Soviel zur Charakterisirung der Doppelnatur des heute so vielfach besprochenen Dynamits, eines Explosionsstoffes, von dem man sagen kann, daß bei ihm alles auf seine Behandlung und Verwendung ankommt und daß er daher für die Menschheit beides in seinem Schooße birgt, Heil und Verderben.

G. K.




Albertus Magnus.

Zur bevorstehenden Enthüllung seines Denkmals.

Unter den Geistesmännern des Mittelalters, welche wie Könige im Reiche der Gedanken hervorragen, ist es außer dem Geschichtsschreiber Otto von Freising, dem Oheime Kaiser Barbarossa’s, einzig Albert Graf von Bollstädt bei Lauingen, welcher den Ehrennamen der Große führt.
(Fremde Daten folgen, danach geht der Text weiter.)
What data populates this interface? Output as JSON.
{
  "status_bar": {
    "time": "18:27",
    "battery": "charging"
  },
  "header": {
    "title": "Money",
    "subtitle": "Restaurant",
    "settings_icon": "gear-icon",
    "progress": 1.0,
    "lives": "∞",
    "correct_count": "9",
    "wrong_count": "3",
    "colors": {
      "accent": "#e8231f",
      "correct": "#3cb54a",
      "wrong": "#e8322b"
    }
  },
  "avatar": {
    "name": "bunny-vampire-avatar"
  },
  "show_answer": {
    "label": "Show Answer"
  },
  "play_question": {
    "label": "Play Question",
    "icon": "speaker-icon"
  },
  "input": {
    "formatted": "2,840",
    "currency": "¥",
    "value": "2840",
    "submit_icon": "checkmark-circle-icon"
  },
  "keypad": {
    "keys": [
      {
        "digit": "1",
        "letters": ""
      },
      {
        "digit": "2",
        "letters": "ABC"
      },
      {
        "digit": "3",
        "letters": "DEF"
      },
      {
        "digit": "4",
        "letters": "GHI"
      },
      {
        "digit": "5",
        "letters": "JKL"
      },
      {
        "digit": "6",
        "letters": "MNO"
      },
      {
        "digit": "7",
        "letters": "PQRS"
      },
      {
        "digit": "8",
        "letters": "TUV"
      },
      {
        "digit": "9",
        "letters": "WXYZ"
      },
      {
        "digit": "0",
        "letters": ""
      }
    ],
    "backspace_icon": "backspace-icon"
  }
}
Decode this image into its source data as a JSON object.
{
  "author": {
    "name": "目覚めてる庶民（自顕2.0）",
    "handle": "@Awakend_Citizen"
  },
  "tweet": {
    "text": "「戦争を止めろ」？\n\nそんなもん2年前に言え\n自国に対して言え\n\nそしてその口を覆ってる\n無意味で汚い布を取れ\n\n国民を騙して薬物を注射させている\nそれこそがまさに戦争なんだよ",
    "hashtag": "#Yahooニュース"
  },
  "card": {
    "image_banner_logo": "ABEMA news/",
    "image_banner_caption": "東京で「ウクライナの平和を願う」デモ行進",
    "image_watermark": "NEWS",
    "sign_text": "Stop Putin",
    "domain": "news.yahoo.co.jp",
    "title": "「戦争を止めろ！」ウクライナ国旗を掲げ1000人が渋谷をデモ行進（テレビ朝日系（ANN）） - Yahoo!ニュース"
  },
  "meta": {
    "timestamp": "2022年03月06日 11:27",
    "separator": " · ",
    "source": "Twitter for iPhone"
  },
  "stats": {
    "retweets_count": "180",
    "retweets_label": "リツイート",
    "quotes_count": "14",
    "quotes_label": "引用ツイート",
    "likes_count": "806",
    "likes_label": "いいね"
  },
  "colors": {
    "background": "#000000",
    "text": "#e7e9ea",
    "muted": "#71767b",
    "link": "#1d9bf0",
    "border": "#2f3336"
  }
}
Albertus Magnus heiß’ ich,
Und Sanctus nennt die Kirche
 mich.

Er war das Universalgenie, das zuerst alle Wissenschaften umfaßte und in erstaunlichem Umkreis beherrschte, sodaß man ihn eine Leuchte der Welt nannte: Mundo luxisti, quia totum scibile scisti – der Welt hast Du geleuchtet, weil Du alles Wißbare gewußt hast. Er war als der christliche Aristoteles um so mehr gefeiert, als er auch zuerst den schärfsten Denker des Alterthums und Lehrmeister Alexander’s des Großen wie einen Kirchenvater an den Universitäten einführte.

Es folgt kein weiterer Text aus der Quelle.